Why Asian LNG Prices Are Going Through The Roof

The year 2020 is already unforgettable in many ways. The Covid-19 pandemic brought the world to a standstill. With the economy on hold, energy consumption has plummeted including demand for LNG. The price of the supercooled fuel reached unprecedented lows in the spring of 2020. Within a year, however, the revitalization of the market is a fact. Prices in especially Asia have reached astronomic heights due to a combination of factors.  The most important LNG buyers-markets are in Asia and Europe. The latter, however, also enjoys a well-developed crossborder pipeline infrastructure that connects producers in Russia, North-Africa, and the Caspian to consumers. Asia, on the other hand, is much more dependent on LNG. Therefore, the top three largest importers are all Asian: Japan, China, and South-Korea. 

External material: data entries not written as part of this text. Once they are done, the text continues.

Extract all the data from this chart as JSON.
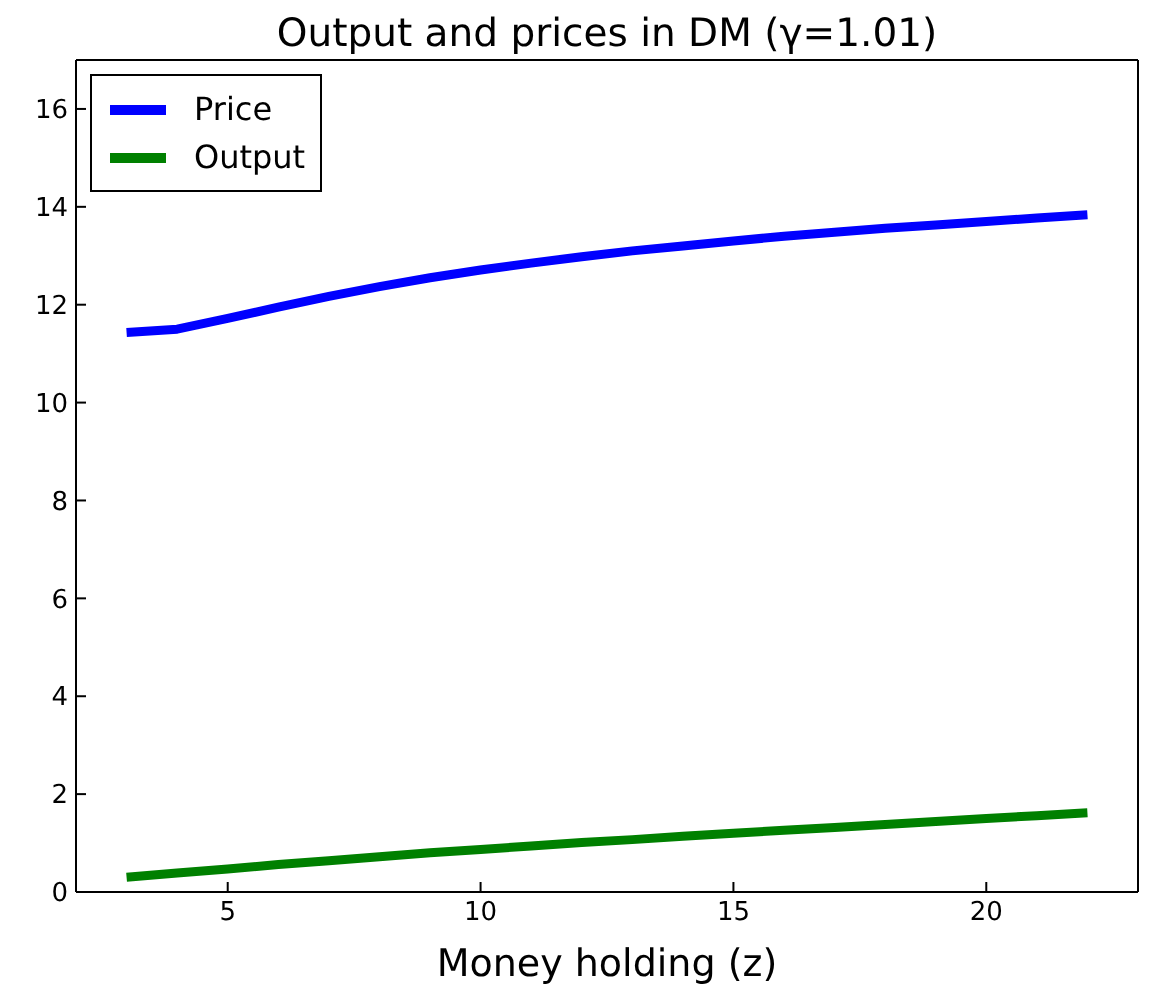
{
  "chart_data": {
    "type": "line",
    "title": "Output and prices in DM (γ=1.01)",
    "xlabel": "Money holding (z)",
    "x": [
      3,
      4,
      5,
      6,
      7,
      8,
      9,
      10,
      11,
      12,
      13,
      14,
      15,
      16,
      17,
      18,
      19,
      20,
      21,
      22
    ],
    "series": [
      {
        "name": "Price",
        "color": "#0000ff",
        "values": [
          11.43,
          11.5,
          11.72,
          11.95,
          12.17,
          12.37,
          12.55,
          12.71,
          12.85,
          12.98,
          13.1,
          13.2,
          13.3,
          13.4,
          13.48,
          13.56,
          13.63,
          13.7,
          13.77,
          13.84
        ]
      },
      {
        "name": "Output",
        "color": "#008000",
        "values": [
          0.3,
          0.39,
          0.47,
          0.56,
          0.64,
          0.72,
          0.8,
          0.87,
          0.94,
          1.01,
          1.07,
          1.14,
          1.2,
          1.26,
          1.32,
          1.38,
          1.44,
          1.5,
          1.56,
          1.62
        ]
      }
    ],
    "xlim": [
      2,
      23
    ],
    "ylim": [
      0,
      17
    ],
    "xticks": [
      5,
      10,
      15,
      20
    ],
    "yticks": [
      0,
      2,
      4,
      6,
      8,
      10,
      12,
      14,
      16
    ],
    "legend": "top left",
    "marker": "none",
    "line_style": "solid"
  }
}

The rise in LNG prices has several explanations. First, economic activities have remained relatively strong in Asia throughout the year. China was the first country to experience a lockdown in February 2020 due to the spread of the Coronavirus. Other East Asian countries also implemented rapid and aggressive measures to mitigate the health crisis. The economy experienced a rebound while most countries were still grappling with the pandemic. Demand for commodities such as LNG, therefore, has remained strong.

More important, however, is the cold winter weather that has hit East Asia. China currently is facing a cold spell not seen since 1966. Utilities in Japan and South Korea face similar issues as inventories are drained at record speeds and demand is skyrocketing. 

Asia’s LNG benchmark, the Japan-Korea Marker, rose to $21,45 on Friday which is the highest since S&P Global Platts started registering in 2009. According to Richard Holtum, global head of LNG and gas at Trafigura Group, “LNG prices have had a roller coaster year. This is evidence of the increased seasonality and volatility for the fuel increasingly used together with renewables.”

Another factor that has exacerbated the situation as prices have soared sevenfold, is driven by production losses. Major producers in Australia, Malaysia, Norway, and Qatar are facing challenges in maintaining capacity that has driven up prices even further. 

According to Chong Zhi Xin, a director at consultancy IHS Market, “buyers with no alternatives are now paying top-dollar for prompt cargoes in January.” The market has become extremely tight in the short term. 

The perfect storm hitting LNG markets is also exacerbated by problems in the shipping market. Over the past few weeks, the shipping rates have risen between 15 and 35 percent to more than $150,000 a day. It is a simple supply-demand equation where the remarkable rise in prices has reduced the availability of ships.

While prices have soared in Asia, Europe is also feeling the pinch despite its cross-border pipeline infrastructure. Cold winter weather in general and Covid-19 have increased consumption as people remain inside. The high prices in Asia have echoed through Europe where the gas benchmark hit a two-year high.

However, it is uncertain whether prices will remain high in the long term. Although the beginning of the end of the pandemic is in reach due to the arrival of vaccines, long-term economic predictions remain bleak. It could take years before the economy and demand for LNG are what they were before the pandemic. 

Russia’s export to Europe, for example, hovered around 200 bcm for the last couple of years. For 2021, however, the expectation is that ‘just’ 170 bcm will be exported with an increase to 183 bcm in 2022. This shows the dire state of the market in at least Europe in the short to medium term. 

The room for growth in Asian markets makes these countries even more important for LNG exporters. China already is on the brink of unseating Japan as the world’s largest importer. The expanding market is not limited to East Asia. Countries in the south, such as India and Pakistan, are also gaining importance. The LNG market, however, remains highly volatile especially as the economic consequences of the pandemic are not yet fully understood.